İhaleyi alan firma, mahkeme kararının ihaleyle ilgisi olmadığını gerekçe göstererek, inşaat çalışmalarını devam ettirdi. Mimarlar Odası Antalya Şubesi ve 14 çevreci, milli park sınırları içerisinde 1’inci Derece Arkeolojik ve Doğal Sit olan Antalya Phaselis Antik Kenti’nde, halk plajı ve günübirlik tesis yapım ihale kararı ve ihale konusu projenin iptali ve yürütmenin durdurulması istemiyle ikinci davayı açtı. Ankara 11’inci İdare Mahkemesi, geçen yıl mayıs ayında yürütmeyi durdurma kararı verdi. Mahkeme, geçen şubat ayında ise ihalenin iptaline hükmetti.
KANUNA AYKIRI
Antalya 3’üncü İdare Mahkemesi, Koruma Bölge Kurulu’nun Phaselis projesiyle ilgili iki kararını da iptal etti. Mimarlar Odası ve vatandaşların açtığı davaya bakan mahkeme, kurul kararlarının hukuka aykırı olduğuna hükmetti. Tekirovalı davacı vatandaşların avukatı Tuncay Koç, geçen yıl Phaselis bütünleşik kıyı alanı planlarına karşı hem ihalenin iptali davası hem de Kültür Varlıklarını Koruma Kurulu’nun üç kararına karşı üç ayrı dava açıldığını söyledi. Mimarlar Odası ile Peyzaj Mimarları Odası Antalya şubeleri ve Tekirovalı vatandaşların davacı olduğunu belirten Tuncay Koç, “Bilirkişi incelemesinde bu yapılaşmanın Kıyı Kanunu’na, Milli Parklar Kanunu’na ve 2863 sayılı Kültür Varlıkları Koruma Kanunu’na aykırı olduğu ortaya çıktı” dedi.
“ARKEOLOJİK KALINTILAR VE DOĞAYI YOK EDİCİ”

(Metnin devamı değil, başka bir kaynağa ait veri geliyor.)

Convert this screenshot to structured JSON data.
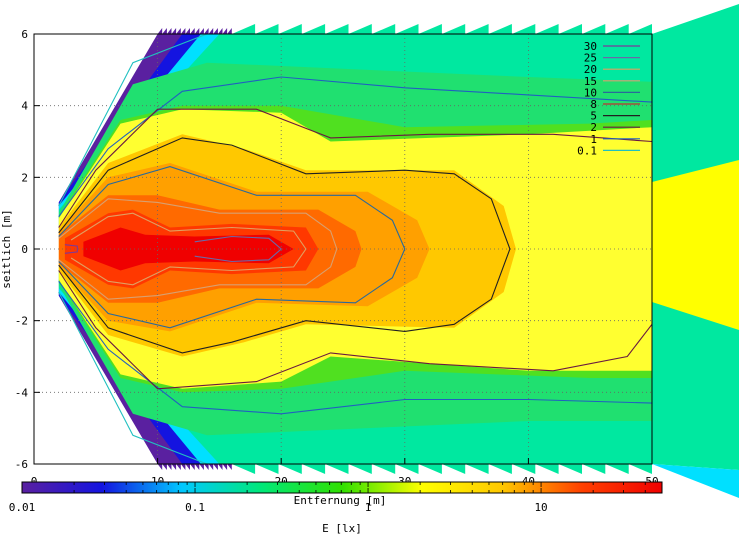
{
  "chart_data": {
    "type": "heatmap",
    "title": "",
    "xlabel": "Entfernung [m]",
    "ylabel": "seitlich [m]",
    "xlim": [
      0,
      50
    ],
    "ylim": [
      -6,
      6
    ],
    "x_ticks": [
      "0",
      "10",
      "20",
      "30",
      "40",
      "50"
    ],
    "y_ticks": [
      "-6",
      "-4",
      "-2",
      "0",
      "2",
      "4",
      "6"
    ],
    "grid": true,
    "colorbar": {
      "label": "E [lx]",
      "scale": "log",
      "range": [
        0.01,
        50
      ],
      "tick_labels": [
        "0.01",
        "0.1",
        "1",
        "10"
      ],
      "stops": [
        "#5a20a0",
        "#1414e0",
        "#00c8ff",
        "#00e878",
        "#30e000",
        "#ffff00",
        "#ffc800",
        "#ff4000",
        "#f00000"
      ]
    },
    "contour_levels": [
      {
        "label": "30",
        "color": "#7a3a9a"
      },
      {
        "label": "25",
        "color": "#6a6aa8"
      },
      {
        "label": "20",
        "color": "#e0a060"
      },
      {
        "label": "15",
        "color": "#d8a070"
      },
      {
        "label": "10",
        "color": "#2a6a9a"
      },
      {
        "label": "8",
        "color": "#c03030"
      },
      {
        "label": "5",
        "color": "#202020"
      },
      {
        "label": "2",
        "color": "#6a1a40"
      },
      {
        "label": "1",
        "color": "#2060c0"
      },
      {
        "label": "0.1",
        "color": "#20c0c0"
      }
    ],
    "contours": [
      {
        "level": "0.1",
        "points": [
          [
            2,
            1.2
          ],
          [
            8,
            5.2
          ],
          [
            14,
            6.0
          ]
        ]
      },
      {
        "level": "0.1",
        "points": [
          [
            2,
            -1.2
          ],
          [
            8,
            -5.2
          ],
          [
            14,
            -6.0
          ]
        ]
      },
      {
        "level": "1",
        "points": [
          [
            2,
            0.9
          ],
          [
            6,
            2.8
          ],
          [
            12,
            4.4
          ],
          [
            20,
            4.8
          ],
          [
            30,
            4.5
          ],
          [
            40,
            4.3
          ],
          [
            50,
            4.1
          ]
        ]
      },
      {
        "level": "1",
        "points": [
          [
            2,
            -0.9
          ],
          [
            6,
            -2.8
          ],
          [
            12,
            -4.4
          ],
          [
            20,
            -4.6
          ],
          [
            30,
            -4.2
          ],
          [
            40,
            -4.2
          ],
          [
            50,
            -4.3
          ]
        ]
      },
      {
        "level": "2",
        "points": [
          [
            2,
            0.6
          ],
          [
            5,
            2.2
          ],
          [
            10,
            3.9
          ],
          [
            18,
            3.9
          ],
          [
            24,
            3.1
          ],
          [
            32,
            3.2
          ],
          [
            42,
            3.2
          ],
          [
            50,
            3.0
          ]
        ]
      },
      {
        "level": "2",
        "points": [
          [
            2,
            -0.6
          ],
          [
            5,
            -2.2
          ],
          [
            10,
            -3.9
          ],
          [
            18,
            -3.7
          ],
          [
            24,
            -2.9
          ],
          [
            32,
            -3.2
          ],
          [
            42,
            -3.4
          ],
          [
            48,
            -3.0
          ],
          [
            50,
            -2.1
          ]
        ]
      },
      {
        "level": "5",
        "points": [
          [
            2,
            0.45
          ],
          [
            6,
            2.2
          ],
          [
            12,
            3.1
          ],
          [
            16,
            2.9
          ],
          [
            22,
            2.1
          ],
          [
            30,
            2.2
          ],
          [
            34,
            2.1
          ],
          [
            37,
            1.4
          ],
          [
            38.5,
            0.0
          ],
          [
            37,
            -1.4
          ],
          [
            34,
            -2.1
          ],
          [
            30,
            -2.3
          ],
          [
            22,
            -2.0
          ],
          [
            16,
            -2.6
          ],
          [
            12,
            -2.9
          ],
          [
            6,
            -2.2
          ],
          [
            2,
            -0.45
          ]
        ]
      },
      {
        "level": "10",
        "points": [
          [
            2,
            0.35
          ],
          [
            6,
            1.8
          ],
          [
            11,
            2.3
          ],
          [
            18,
            1.5
          ],
          [
            26,
            1.5
          ],
          [
            29,
            0.8
          ],
          [
            30,
            0.0
          ],
          [
            29,
            -0.8
          ],
          [
            26,
            -1.5
          ],
          [
            18,
            -1.4
          ],
          [
            11,
            -2.2
          ],
          [
            6,
            -1.8
          ],
          [
            2,
            -0.35
          ]
        ]
      },
      {
        "level": "15",
        "points": [
          [
            2,
            0.3
          ],
          [
            6,
            1.4
          ],
          [
            10,
            1.3
          ],
          [
            15,
            1.0
          ],
          [
            22,
            1.0
          ],
          [
            24,
            0.5
          ],
          [
            24.5,
            0.0
          ],
          [
            24,
            -0.5
          ],
          [
            22,
            -1.0
          ],
          [
            15,
            -1.0
          ],
          [
            10,
            -1.3
          ],
          [
            6,
            -1.4
          ],
          [
            2,
            -0.3
          ]
        ]
      },
      {
        "level": "20",
        "points": [
          [
            3,
            0.25
          ],
          [
            6,
            0.9
          ],
          [
            8,
            1.0
          ],
          [
            11,
            0.5
          ],
          [
            16,
            0.6
          ],
          [
            21,
            0.5
          ],
          [
            22,
            0.0
          ],
          [
            21,
            -0.5
          ],
          [
            16,
            -0.6
          ],
          [
            11,
            -0.5
          ],
          [
            8,
            -1.0
          ],
          [
            6,
            -0.9
          ],
          [
            3,
            -0.25
          ]
        ]
      },
      {
        "level": "25",
        "points": [
          [
            13,
            0.2
          ],
          [
            16,
            0.35
          ],
          [
            19,
            0.3
          ],
          [
            20,
            0.0
          ],
          [
            19,
            -0.3
          ],
          [
            16,
            -0.35
          ],
          [
            13,
            -0.2
          ]
        ]
      },
      {
        "level": "30",
        "points": [
          [
            2.5,
            0.12
          ],
          [
            3.5,
            0.08
          ],
          [
            3.5,
            -0.08
          ],
          [
            2.5,
            -0.12
          ]
        ]
      }
    ]
  }
}
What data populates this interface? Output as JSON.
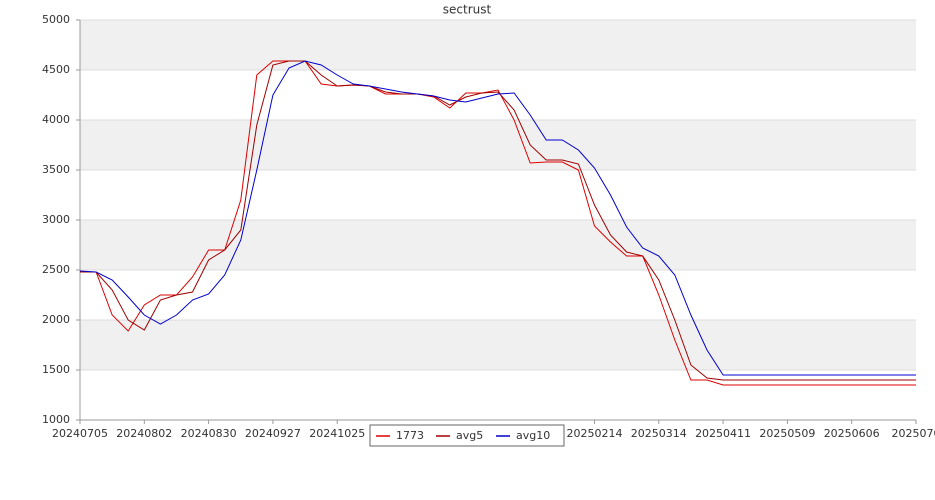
{
  "chart_data": {
    "type": "line",
    "title": "sectrust",
    "categories": [
      "20240705",
      null,
      null,
      null,
      "20240802",
      null,
      null,
      null,
      "20240830",
      null,
      null,
      null,
      "20240927",
      null,
      null,
      null,
      "20241025",
      null,
      null,
      null,
      null,
      null,
      null,
      null,
      null,
      null,
      null,
      null,
      null,
      null,
      null,
      null,
      "20250214",
      null,
      null,
      null,
      "20250314",
      null,
      null,
      null,
      "20250411",
      null,
      null,
      null,
      "20250509",
      null,
      null,
      null,
      "20250606",
      null,
      null,
      null,
      "2025070"
    ],
    "series": [
      {
        "name": "1773",
        "color": "#dd0000",
        "values": [
          2480,
          2480,
          2050,
          1890,
          2150,
          2250,
          2250,
          2430,
          2700,
          2700,
          3200,
          4450,
          4590,
          4590,
          4590,
          4360,
          4340,
          4350,
          4340,
          4260,
          4260,
          4260,
          4230,
          4120,
          4270,
          4270,
          4300,
          4000,
          3570,
          3580,
          3580,
          3500,
          2940,
          2780,
          2640,
          2640,
          2250,
          1800,
          1400,
          1400,
          1350,
          1350,
          1350,
          1350,
          1350,
          1350,
          1350,
          1350,
          1350,
          1350,
          1350,
          1350,
          1350
        ]
      },
      {
        "name": "avg5",
        "color": "#a00000",
        "values": [
          2480,
          2480,
          2300,
          2000,
          1900,
          2200,
          2250,
          2280,
          2600,
          2700,
          2900,
          3950,
          4550,
          4590,
          4590,
          4450,
          4340,
          4350,
          4340,
          4280,
          4260,
          4260,
          4240,
          4150,
          4230,
          4270,
          4280,
          4100,
          3750,
          3600,
          3600,
          3560,
          3150,
          2850,
          2680,
          2640,
          2400,
          2000,
          1550,
          1420,
          1400,
          1400,
          1400,
          1400,
          1400,
          1400,
          1400,
          1400,
          1400,
          1400,
          1400,
          1400,
          1400
        ]
      },
      {
        "name": "avg10",
        "color": "#0000cc",
        "values": [
          2490,
          2480,
          2400,
          2230,
          2050,
          1960,
          2050,
          2200,
          2260,
          2450,
          2800,
          3500,
          4250,
          4520,
          4590,
          4550,
          4450,
          4360,
          4340,
          4310,
          4280,
          4260,
          4240,
          4200,
          4180,
          4220,
          4260,
          4270,
          4050,
          3800,
          3800,
          3700,
          3520,
          3250,
          2930,
          2720,
          2640,
          2450,
          2050,
          1700,
          1450,
          1450,
          1450,
          1450,
          1450,
          1450,
          1450,
          1450,
          1450,
          1450,
          1450,
          1450,
          1450
        ]
      }
    ],
    "ylim": [
      1000,
      5000
    ],
    "yticks": [
      1000,
      1500,
      2000,
      2500,
      3000,
      3500,
      4000,
      4500,
      5000
    ],
    "grid": true,
    "legend": "bottom"
  }
}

Birinci derecede arkeolojik sit ve aynı zamanda milli park olan bir alana Kültür ve Turizm Bakanlığı’nın sıradan bir plaj işletmesi mantığıyla bir proje hazırladığını dile getiren Avukat Koç, “Bu projenin sahadaki arkeolojik kalıntılara ve bölgedeki endemik bitkilere zararı olduğu çok açık. Aynı zamanda Kıyı Kanunu ihlal edilmiş durumda. Antalya’nın en bakir iki koyunu bu şekilde yoğun bir turizme açmak, o bölgelerin arkeolojik ve doğal özelliklerini yok edici bir potansiyele sahip. Hem ihale dosyası hem de Kültür Varlıkları Koruma Kurulu’nun verdiği izinlerin hepsi mahkemeler tarafından iptal edildi ve proje durduruldu. Şu ana kadar da proje küçültülerek, arka kısma alındı ve ilk projeye göre daha küçük bazı inşaları gerçekleşti” dedi.
‘KAZANAN ANTALYA OLDU”
Davacılardan Mimarlar Odası Antalya Şubesi’nden yapılan açıklamada, Antalya Kültür Varlıklarını Koruma Bölge Kurulu’nun Phaselis Antik Kenti I. Derece Arkeolojik Sit Alanı’nda yer alan Alacasu (Cennet Koyu) ve Bostanlık koyuna yönelik hazırlanan projeler ve proje değişikliği ile ilgili kararların iptal edildiği belirtildi. Açıklamada, “Davalara bakan sayın mahkemenin bu kararları ile kazanan yine kentimiz Antalya ve halkımız olmuştur” denildi. Açıklamada, proje izinleri ve ünite sayılarının azaltılması, yapı alanlarının küçültülmesi ve alandaki altyapı uygulamalarında makine ile kazı yapılması uygulamasının iptal edilmesini içeren proje değişikliğine yönelik, ‘mevzuat hükümlerine, ilke kararlarına, kamu yararına ve hukuka uygun olmadığı sonucuna varılmaktadır’ denilerek oy birliğiyle iptaline karar verildiği de ifade edildi.